J’ai interrogé de nombreux spectateurs de cette suprême journée de Rennes : il n’y avait plus un revisionniste qui n’eût perdu le sens de la réalité. C’était une journée très douce de fin d’été ; les plus sceptiques (après la plaidoirie de Demange, l’émotion visible des juges, la note allemande communiquée par Paléologue) se roidissaient contre l’évidence, « espéraient des choses folles », l’abandon de l’accusation à la dernière minute[1]. La recondamnation, comme la mort d’un être cher, paraissait impossible.

Picquart, depuis l’avant-veille, avait quitté Rennes, avec Gast[2], sur un avis du préfet qui le tenait pour particulièrement exposé, craignait des troubles et avait pris de grandes précautions, fait venir des renforts de cavalerie et de police. Toute la garnison était sur pied, la ville comme en état de siège, parcourue de patrouilles.

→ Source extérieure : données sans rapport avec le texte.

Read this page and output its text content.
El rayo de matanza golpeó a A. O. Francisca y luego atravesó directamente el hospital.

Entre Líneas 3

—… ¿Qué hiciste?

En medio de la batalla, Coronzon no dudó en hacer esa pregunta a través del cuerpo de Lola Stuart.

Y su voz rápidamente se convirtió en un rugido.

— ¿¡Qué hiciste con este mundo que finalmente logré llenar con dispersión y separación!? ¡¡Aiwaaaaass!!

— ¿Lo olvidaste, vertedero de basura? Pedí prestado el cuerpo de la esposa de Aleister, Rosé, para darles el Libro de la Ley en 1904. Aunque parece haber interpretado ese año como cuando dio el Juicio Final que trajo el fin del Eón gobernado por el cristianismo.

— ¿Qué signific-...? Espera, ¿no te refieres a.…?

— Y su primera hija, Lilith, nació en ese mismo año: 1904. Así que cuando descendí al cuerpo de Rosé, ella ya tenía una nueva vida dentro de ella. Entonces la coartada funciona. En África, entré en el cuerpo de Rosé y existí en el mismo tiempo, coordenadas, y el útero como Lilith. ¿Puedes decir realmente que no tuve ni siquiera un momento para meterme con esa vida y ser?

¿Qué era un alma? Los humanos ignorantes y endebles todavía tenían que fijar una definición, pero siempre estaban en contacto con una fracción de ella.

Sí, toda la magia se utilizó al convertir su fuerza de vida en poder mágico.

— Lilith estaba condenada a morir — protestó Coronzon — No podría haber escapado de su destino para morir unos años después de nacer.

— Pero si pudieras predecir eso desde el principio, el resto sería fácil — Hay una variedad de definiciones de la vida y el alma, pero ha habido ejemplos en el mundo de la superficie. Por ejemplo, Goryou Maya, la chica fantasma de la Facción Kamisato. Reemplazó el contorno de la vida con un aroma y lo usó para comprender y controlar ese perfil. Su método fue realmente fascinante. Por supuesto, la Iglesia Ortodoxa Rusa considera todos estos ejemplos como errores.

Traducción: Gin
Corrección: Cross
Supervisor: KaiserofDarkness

Et partout, jusqu’aux plus lointains confins du monde, tout ce qui faisait partie de la conscience humaine était oppressé de la même fièvre d’espérance et d’attente. Pas un roi ou un empereur qui n’eût prescrit qu’on l’informât sur l’heure du verdict, comme d’une défaite ou d’une victoire de la France. La Reine d’Angleterre avait envoyé à Rennes son « lord chief-Justice », le vénérable Russell de Killowen. À Rome, la vieille servante de l’abbé Duchesne faisait brûler un cierge pour Dreyfus.

Le conseil rentra en séance à trois heures.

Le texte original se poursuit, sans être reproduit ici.